Azure Data Factory is a cloud-based data integration service. It does not store data itself, but allows you to create and monitor automated workflows that collect, integrate, and (to some extent) transform large volumes of data from disparate sources, and pass them on to other services that can store, transform, analyse and use the data. You can think of Azure Data Factory like a conveyor belt in a physical factory, where your data is a stream of products that are being sorted, collated and packaged.
Azure Data Factory converts disparate data silos into trusted information that can be stored in a centralised repository. It can be used for a large-scale, single data migration (for example, if you want to migrate your data to an Azure storage service) or to continually process streams of data that are generated by your company from different sources, allowing you to implement data-driven processes that act on a central data repository.
You may need Azure Data Factory if:
you want to break away from data silos
your company utilises large volumes of data from disparate sources
you operate (or want to operate) data-driven processes
you make use of (or plan to make use of) cloud-based Azure data analysis and AI technologies
you have experienced bottlenecks when trying to prepare large quantities of data for analysis
you need to migrate a large volume of data between storage services
Benefits of Azure Data Factory include:
It can combine cloud-based and on-premises data securely and efficiently.
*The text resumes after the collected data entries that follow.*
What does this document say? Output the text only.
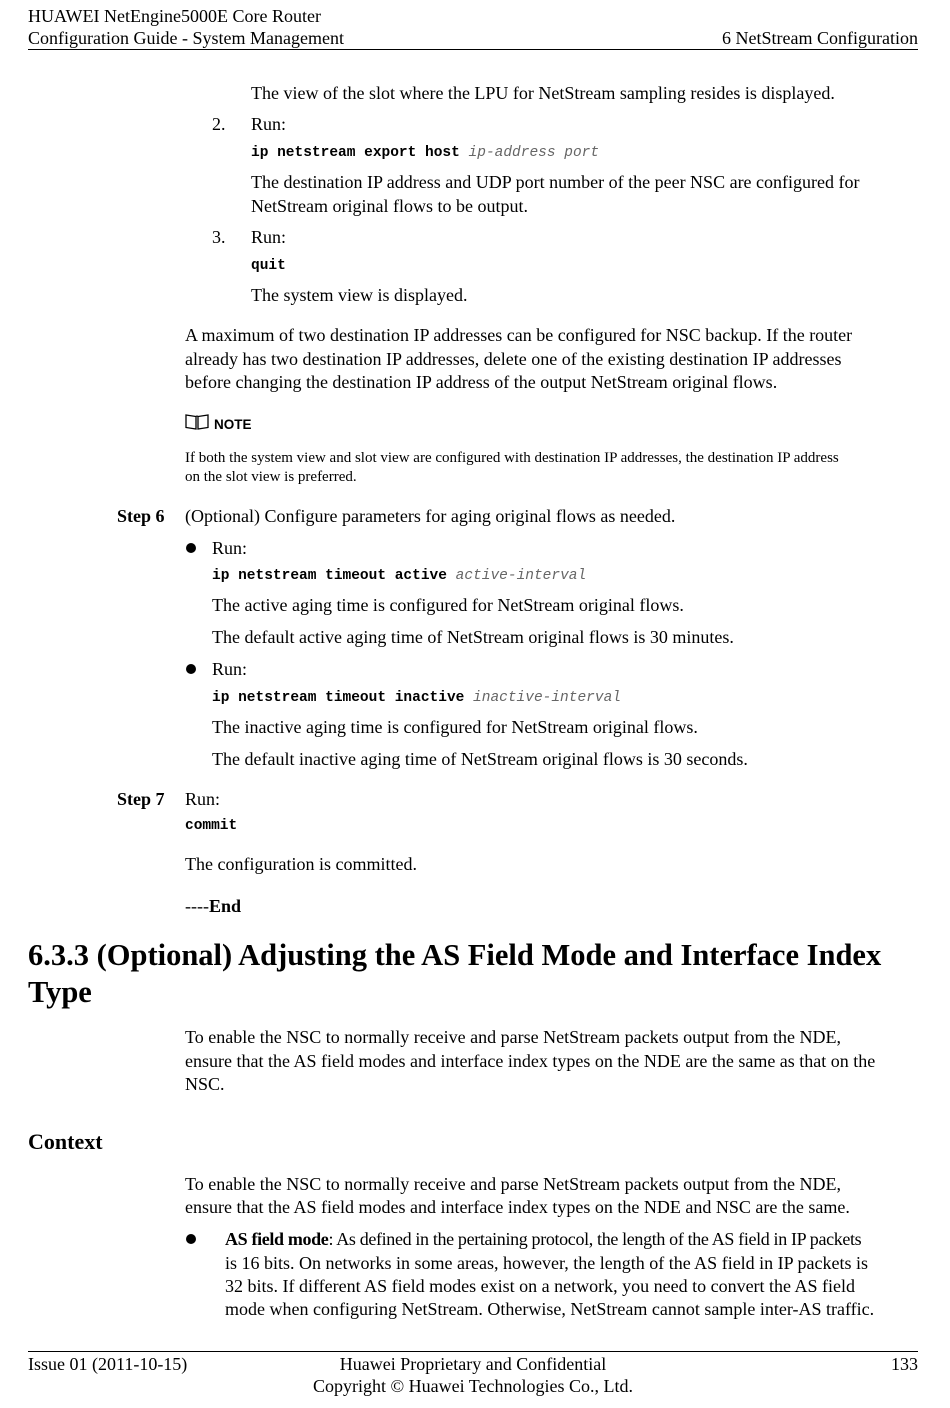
HUAWEI NetEngine5000E Core Router
Configuration Guide - System Management	6 NetStream Configuration
The view of the slot where the LPU for NetStream sampling resides is displayed.
2. Run:
ip netstream export host ip-address port
The destination IP address and UDP port number of the peer NSC are configured for
NetStream original flows to be output.
3. Run:
quit
The system view is displayed.
A maximum of two destination IP addresses can be configured for NSC backup. If the router
already has two destination IP addresses, delete one of the existing destination IP addresses
before changing the destination IP address of the output NetStream original flows.
NOTE
If both the system view and slot view are configured with destination IP addresses, the destination IP address
on the slot view is preferred.
Step 6 (Optional) Configure parameters for aging original flows as needed.
Run:
ip netstream timeout active active-interval
The active aging time is configured for NetStream original flows.
The default active aging time of NetStream original flows is 30 minutes.
Run:
ip netstream timeout inactive inactive-interval
The inactive aging time is configured for NetStream original flows.
The default inactive aging time of NetStream original flows is 30 seconds.
Step 7 Run:
commit
The configuration is committed.
----End
6.3.3 (Optional) Adjusting the AS Field Mode and Interface Index
Type
To enable the NSC to normally receive and parse NetStream packets output from the NDE,
ensure that the AS field modes and interface index types on the NDE are the same as that on the
NSC.
Context
To enable the NSC to normally receive and parse NetStream packets output from the NDE,
ensure that the AS field modes and interface index types on the NDE and NSC are the same.
AS field mode: As defined in the pertaining protocol, the length of the AS field in IP packets
is 16 bits. On networks in some areas, however, the length of the AS field in IP packets is
32 bits. If different AS field modes exist on a network, you need to convert the AS field
mode when configuring NetStream. Otherwise, NetStream cannot sample inter-AS traffic.
Issue 01 (2011-10-15)	Huawei Proprietary and Confidential
Copyright © Huawei Technologies Co., Ltd.
133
It streamlines and cleans data for use on a variety of Azure services.
It can handle structured, unstructured and semi-structured data, including streaming data.
The data pipelines it creates are highly available and fault-tolerant.
You have the option to set up processes via a visual interface or by writing code.
You can perform some transformations on your data within the pipeline you set up, making the output ready for analysis.
You can monitor and manage on-demand, trigger-based, and clock-driven custom flows.
To get started with Azure Data Factory, you need a Microsoft Azure account. Read more about Microsoft Azure here.
You do not need coding skills to set up and automate data migration pipelines with Microsoft Data Factory as there is a visual interface, however, if you want greater control of the pipeline and ability to customise processes you can use Python, .NET or ARM.
Azure Data Factory can take raw input data from a variety of sources and deliver trusted output data to a variety of sinks. Compatible sources and sinks include Azure storage services such as Azure Blob Storage, Azure Cosmos DB, and Azure SQL Database, as well as third-party products such as Amazon Redshift and Salesforce. A variety of data transformation activities can be performed as part of your data pipeline, including Hive, Pig and Hadoop Streaming scripts.
Azure Data Factory is built on Microsoft Azure security infrastructure and uses all Microsoft Azure security measures. You can read more about Microsoft Azure security here.
Azure Data Factory is certified by HIPAA, HITECH, ISO/IEC 27001, ISO/IEC 27018 and CSA STAR. Azure Data Factory can be used to ensure compliance with GDPR by setting up a process that will fetch and consolidate personal information about a person and send it to them if they make a GDPR information request.
Azure Data Factory is a pay-as-you-go service so you only pay for what you use, and there are no up-front set-up fees. Read more about Microsoft Azure and its pricing structure here.
When you set up data pipelines with Azure Data Factory you add a number of steps to each pipeline. The price of the service is based on the number of steps (called activities executed) and the time it takes to execute them each time they run.
You can read more about Azure Data Factory pricing here.
Azure Data Factory is largely intended for Azure customers who need to integrate data from Microsoft and Azure sources. While Azure Data Factory does offer limited support for third-party sources such as Amazon Redshift, other data integration solutions, such as AWS Data Pipeline and Alooma, may be more appropriate for your business if you do not primarily use Azure data services.
If the majority of your data is stored in-house and you are not planning to migrate to a cloud storage solution, SQL Server Integration Services (SSIS) may also be a more appropriate tool for your data integration. SSIS also offers a wider range of transformation processes as part of the data pipeline than Azure Data Factory.